I spent this week doing a lot of different things mostly pertaining to the device, in addition we did an end to end test.
Firstly, as I mentioned last week we decided to upgrade back to a Raspberry pi 5 from the Raspberry pi 4 we had been using because the Raspberry pi 4 was not delivering the performance we wanted. I spent a bit of time configuring the new Raspberry pi 5 to work with our code and with the speakerphone we bought last week. Once I got it working, I test the Text to Speech models which were the reason we made the switch in the first place. Piper TTS, which was what I had wanted to move forward with previously was a lot faster, but still had a noticeable delay even when streaming the output. I plan on doing more research on faster text to speech models, but for right now we are using Espeak, which provides realtime tts, albeit at worse quality.
In addition, I started to think about how a user would approach setting up the device when they first get it. Operating under the assumption that the device was not already connected to wifi, the user needed a way to access the frontend. This posed a challenge. I did some research and found a solution: Access point mode.
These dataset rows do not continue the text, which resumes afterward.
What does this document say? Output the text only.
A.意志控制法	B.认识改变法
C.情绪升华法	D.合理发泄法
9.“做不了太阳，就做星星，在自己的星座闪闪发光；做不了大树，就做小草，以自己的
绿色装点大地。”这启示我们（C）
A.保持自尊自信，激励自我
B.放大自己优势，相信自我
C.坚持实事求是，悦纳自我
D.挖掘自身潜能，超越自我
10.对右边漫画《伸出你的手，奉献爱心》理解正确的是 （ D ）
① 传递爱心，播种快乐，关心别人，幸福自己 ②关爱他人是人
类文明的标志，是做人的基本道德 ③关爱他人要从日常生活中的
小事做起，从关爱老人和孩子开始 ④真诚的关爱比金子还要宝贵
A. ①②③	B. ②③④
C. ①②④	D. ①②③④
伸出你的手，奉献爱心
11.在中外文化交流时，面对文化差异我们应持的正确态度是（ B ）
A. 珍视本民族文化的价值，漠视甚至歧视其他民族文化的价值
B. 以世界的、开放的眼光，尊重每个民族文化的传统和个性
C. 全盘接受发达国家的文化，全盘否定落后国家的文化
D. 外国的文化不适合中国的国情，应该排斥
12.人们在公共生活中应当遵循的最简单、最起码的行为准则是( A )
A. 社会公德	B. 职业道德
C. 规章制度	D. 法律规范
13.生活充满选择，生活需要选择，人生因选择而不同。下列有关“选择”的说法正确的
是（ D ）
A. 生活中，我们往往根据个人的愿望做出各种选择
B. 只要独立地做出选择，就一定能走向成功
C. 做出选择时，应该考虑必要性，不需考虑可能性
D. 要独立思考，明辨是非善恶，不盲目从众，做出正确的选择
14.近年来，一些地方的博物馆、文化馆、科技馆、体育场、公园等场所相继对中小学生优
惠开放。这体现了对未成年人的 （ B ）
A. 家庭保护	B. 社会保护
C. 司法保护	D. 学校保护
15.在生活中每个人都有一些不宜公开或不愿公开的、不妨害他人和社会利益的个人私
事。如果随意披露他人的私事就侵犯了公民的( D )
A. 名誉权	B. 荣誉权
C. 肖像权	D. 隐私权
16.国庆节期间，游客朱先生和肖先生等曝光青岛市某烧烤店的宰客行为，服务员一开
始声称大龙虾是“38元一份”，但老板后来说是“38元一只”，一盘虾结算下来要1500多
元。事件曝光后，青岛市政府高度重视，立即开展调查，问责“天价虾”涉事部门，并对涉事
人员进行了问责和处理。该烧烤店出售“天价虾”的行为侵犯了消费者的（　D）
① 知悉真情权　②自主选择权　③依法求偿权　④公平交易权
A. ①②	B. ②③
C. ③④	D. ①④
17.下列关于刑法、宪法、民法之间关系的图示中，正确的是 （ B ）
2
Wifi devices can operate in 1 of 2 modes at any given time. Client mode And access point mode. Typically for our devices we use client mode and routers use access point mode, but by leveraging access point mode we are able to allow the user to access the device frontend without a wifi connection.
How this works is that when the device starts up and detects it is not connected to wifi it will activate access point mode. This emits a network that the user can connect to by going into the wifi settings and inputting a password. They then just have to go their browser and input the ip address/port where the flask server is being hosted. I have written scripts to automate starting up access point mode and turning it off, but more needs to be done to allow the device to detect it is not connected to wifi and use those scripts.
In the same vain of user experience, I configured the raspberry pi so that our scripts run on startup/reboot. This eliminates the need of a monitor to run the code, which is the way we envision users interacting with our project anyways.
Lastly, as a group we did a full end to end test with a cloud hosted open source model. We were able to test all our core functionalities, including regular LLM queries, music playback and alarms.
I don’t for see any challeneges upcoming and I believe we are on track. This upcoming week will be spent researching more TTS models, allowing the device to detect that it is not connected, and error handling.